Lighthouse in Delaware, United States

The Cape Henlopen Beacon was a lighthouse built to mark the point of the cape, supplementing Cape Henlopen Light just to the south. It was decommissioned in 1884 and demolished.

==History==
Cape Henlopen in historic times has been gradually extending to the northwest, so that the original lighthouse, Cape Henlopen Light, eventually was at a sufficient distance from the end of land to be ineffectual for marking the point. Therefore, in 1825, the Cape Henlopen Beacon was built as an auxiliary about a mile north of the older light. The Henlopen Beacon was a typical conical tower with an array of reflectors and oil lamps for the beacon. This light did not receive its own keeper's house until 1854, being maintained instead by the keeper of its neighbor to the south. This required the keeper to make multiple one mile journeys throughout the night. At the same time the keeper's house was constructed, the reflectors were replaced with a fourth order Fresnel lens. In 1864 the decrepit tower and house were replaced with a screw-pile structure, though unusually for the type it still sat entirely on land, at least at first. In 1875 a fog signal was added in a separate building.
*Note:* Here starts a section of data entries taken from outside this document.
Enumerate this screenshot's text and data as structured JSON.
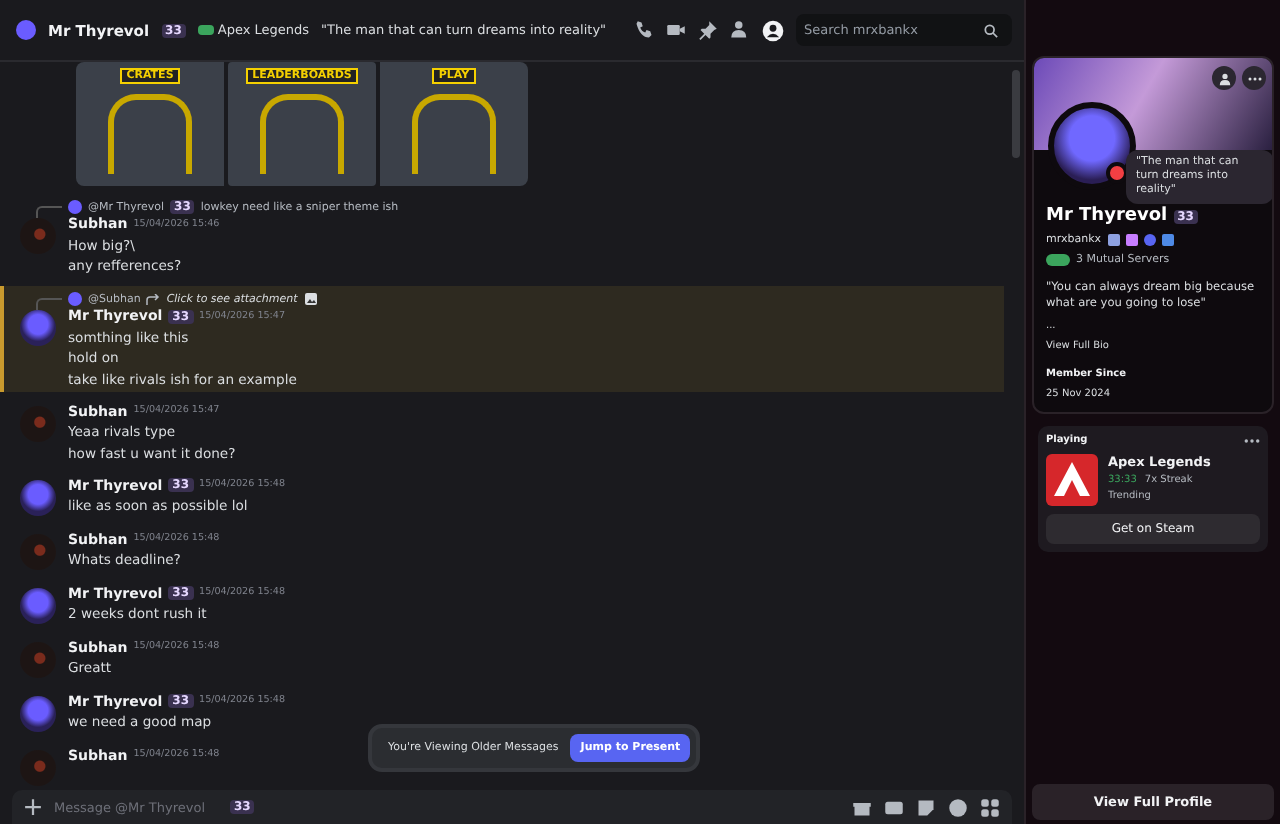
{
  "header": {
    "name": "Mr Thyrevol",
    "tag": "33",
    "game": "Apex Legends",
    "status": "\"The man that can turn dreams into reality\"",
    "search": {
      "placeholder": "Search mrxbankx"
    }
  },
  "attachments": [
    {
      "caption": "CRATES"
    },
    {
      "caption": "LEADERBOARDS"
    },
    {
      "caption": "PLAY"
    }
  ],
  "messages": [
    {
      "author": "Subhan",
      "kind": "dark",
      "time": "15/04/2026 15:46",
      "highlighted": false,
      "reply": {
        "author": "@Mr Thyrevol",
        "tag": "33",
        "text": "lowkey need like a sniper theme ish",
        "kind": "text"
      },
      "lines": [
        "How big?\\",
        "any refferences?"
      ]
    },
    {
      "author": "Mr Thyrevol",
      "kind": "purple",
      "tag": "33",
      "time": "15/04/2026 15:47",
      "highlighted": true,
      "reply": {
        "author": "@Subhan",
        "text": "Click to see attachment",
        "kind": "attachment"
      },
      "lines": [
        "somthing like this",
        "hold on",
        "take like rivals ish for an example"
      ]
    },
    {
      "author": "Subhan",
      "kind": "dark",
      "time": "15/04/2026 15:47",
      "highlighted": false,
      "lines": [
        "Yeaa rivals type",
        "how fast u want it done?"
      ]
    },
    {
      "author": "Mr Thyrevol",
      "kind": "purple",
      "tag": "33",
      "time": "15/04/2026 15:48",
      "highlighted": false,
      "lines": [
        "like as soon as possible lol"
      ]
    },
    {
      "author": "Subhan",
      "kind": "dark",
      "time": "15/04/2026 15:48",
      "highlighted": false,
      "lines": [
        "Whats deadline?"
      ]
    },
    {
      "author": "Mr Thyrevol",
      "kind": "purple",
      "tag": "33",
      "time": "15/04/2026 15:48",
      "highlighted": false,
      "lines": [
        "2 weeks dont rush it"
      ]
    },
    {
      "author": "Subhan",
      "kind": "dark",
      "time": "15/04/2026 15:48",
      "highlighted": false,
      "lines": [
        "Greatt"
      ]
    },
    {
      "author": "Mr Thyrevol",
      "kind": "purple",
      "tag": "33",
      "time": "15/04/2026 15:48",
      "highlighted": false,
      "lines": [
        "we need a good map"
      ]
    },
    {
      "author": "Subhan",
      "kind": "dark",
      "time": "15/04/2026 15:48",
      "highlighted": false
    }
  ],
  "older_notice": {
    "text": "You're Viewing Older Messages",
    "button": "Jump to Present"
  },
  "composer": {
    "placeholder": "Message @Mr Thyrevol",
    "tag": "33"
  },
  "profile": {
    "status": "\"The man that can turn dreams into reality\"",
    "name": "Mr Thyrevol",
    "tag": "33",
    "username": "mrxbankx",
    "mutual": "3 Mutual Servers",
    "bio": "\"You can always dream big because what are you going to lose\"",
    "bio_more": "...",
    "view_bio": "View Full Bio",
    "member_since_label": "Member Since",
    "member_since": "25 Nov 2024",
    "activity": {
      "label": "Playing",
      "game": "Apex Legends",
      "elapsed": "33:33",
      "streak": "7x Streak",
      "trending": "Trending",
      "button": "Get on Steam"
    },
    "full_profile": "View Full Profile"
  }
}
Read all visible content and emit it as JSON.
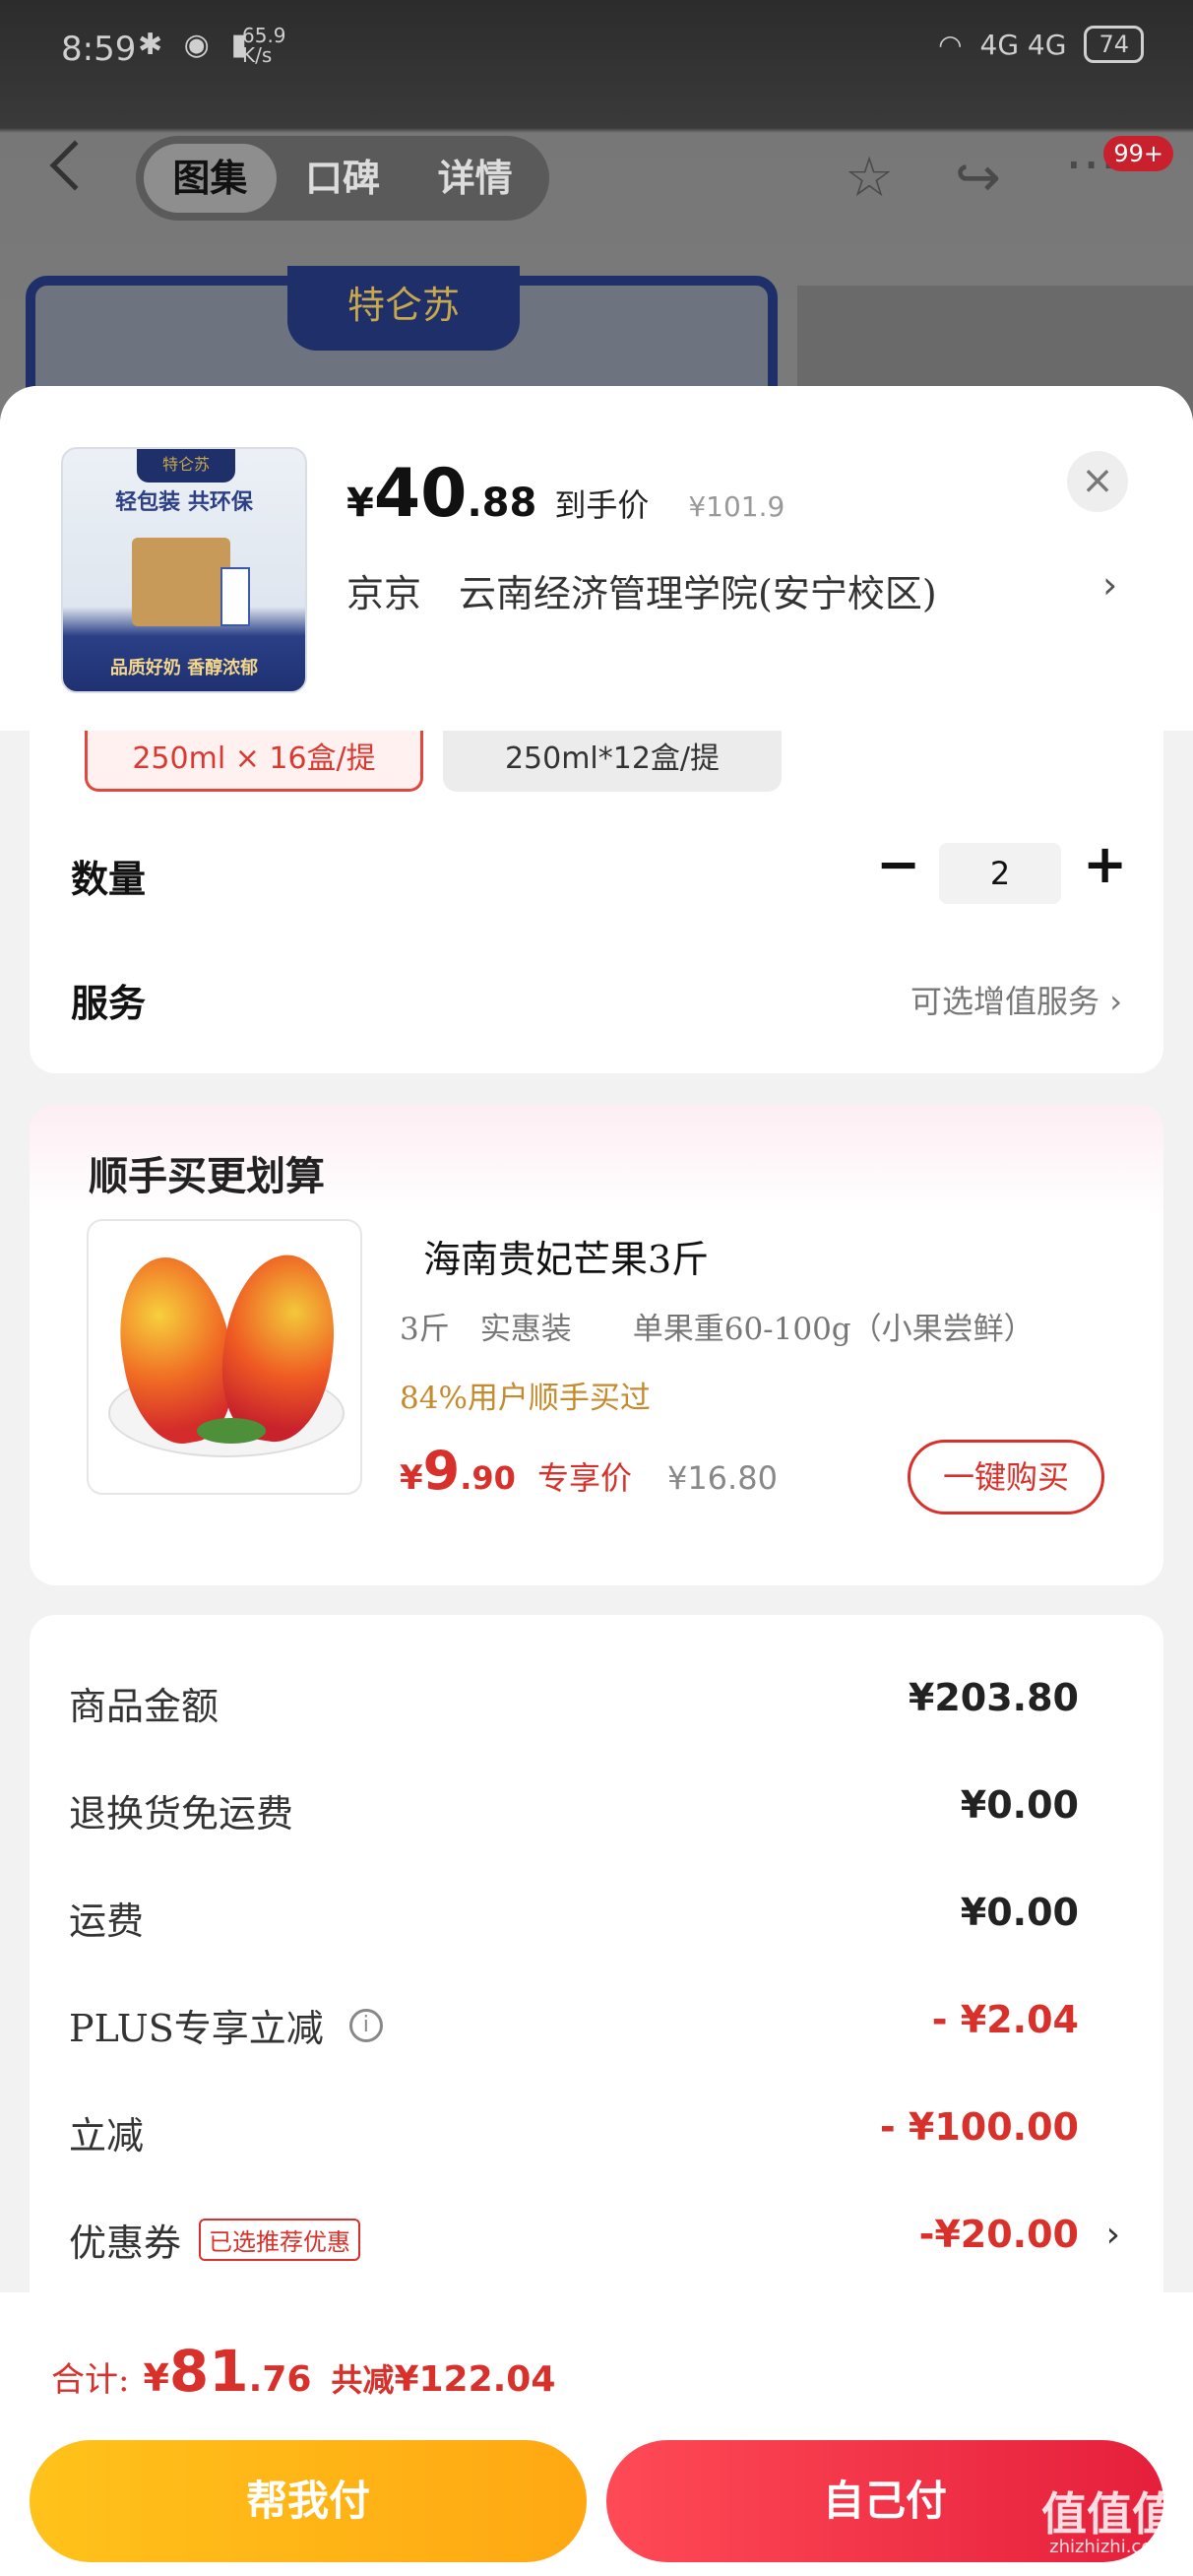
{
  "status_bar": {
    "time": "8:59",
    "icons_left": "✱ ◉ ▮",
    "net_speed_value": "65.9",
    "net_speed_unit": "K/s",
    "signal": "4G 4G",
    "battery": "74"
  },
  "top_nav": {
    "tabs": [
      {
        "label": "图集",
        "active": true
      },
      {
        "label": "口碑",
        "active": false
      },
      {
        "label": "详情",
        "active": false
      }
    ],
    "badge": "99+",
    "banner_logo": "特仑苏"
  },
  "product": {
    "thumb_logo": "特仑苏",
    "thumb_slogan": "轻包装 共环保",
    "thumb_bottom": "品质好奶 香醇浓郁",
    "price_yen": "¥",
    "price_int": "40",
    "price_dec": ".88",
    "price_label": "到手价",
    "original_price": "¥101.9",
    "close": "×",
    "address": "京京　云南经济管理学院(安宁校区)",
    "address_chevron": "›"
  },
  "specs": [
    {
      "label": "250ml × 16盒/提",
      "selected": true
    },
    {
      "label": "250ml*12盒/提",
      "selected": false
    }
  ],
  "quantity": {
    "label": "数量",
    "minus": "−",
    "value": "2",
    "plus": "+"
  },
  "service": {
    "label": "服务",
    "value": "可选增值服务 ›"
  },
  "bundle": {
    "title": "顺手买更划算",
    "name": "海南贵妃芒果3斤",
    "spec": "3斤　实惠装　　单果重60-100g（小果尝鲜）",
    "social": "84%用户顺手买过",
    "price_yen": "¥",
    "price_int": "9",
    "price_dec": ".90",
    "price_label": "专享价",
    "original_price": "¥16.80",
    "buy_label": "一键购买"
  },
  "summary": {
    "rows": [
      {
        "label": "商品金额",
        "value": "¥203.80"
      },
      {
        "label": "退换货免运费",
        "value": "¥0.00"
      },
      {
        "label": "运费",
        "value": "¥0.00"
      },
      {
        "label": "PLUS专享立减",
        "value": "- ¥2.04",
        "info_icon": "i"
      },
      {
        "label": "立减",
        "value": "- ¥100.00"
      },
      {
        "label": "优惠券",
        "value": "-¥20.00",
        "tag": "已选推荐优惠",
        "chevron": "›"
      }
    ]
  },
  "footer": {
    "total_label": "合计:",
    "total_yen": "¥",
    "total_int": "81",
    "total_dec": ".76",
    "save_label": "共减",
    "save_value": "¥122.04",
    "friend_pay": "帮我付",
    "self_pay": "自己付"
  },
  "watermark": {
    "text": "值值值",
    "sub": "zhizhizhi.com"
  },
  "colors": {
    "accent_red": "#d8302a",
    "pay_yellow": "#ffb516",
    "pay_red": "#e9263e"
  }
}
The cape continued to move, and by the end of 1884 the ocean was lapping at the piles of the light, seriously threatening its existence. The lighthouse board decided against saving or moving the light, and in October of that year the light was discontinued and taken down, though the fog signal was maintained for another year until the signal at the Delaware Breakwater East End Light (which had been lit the previous year) was operational.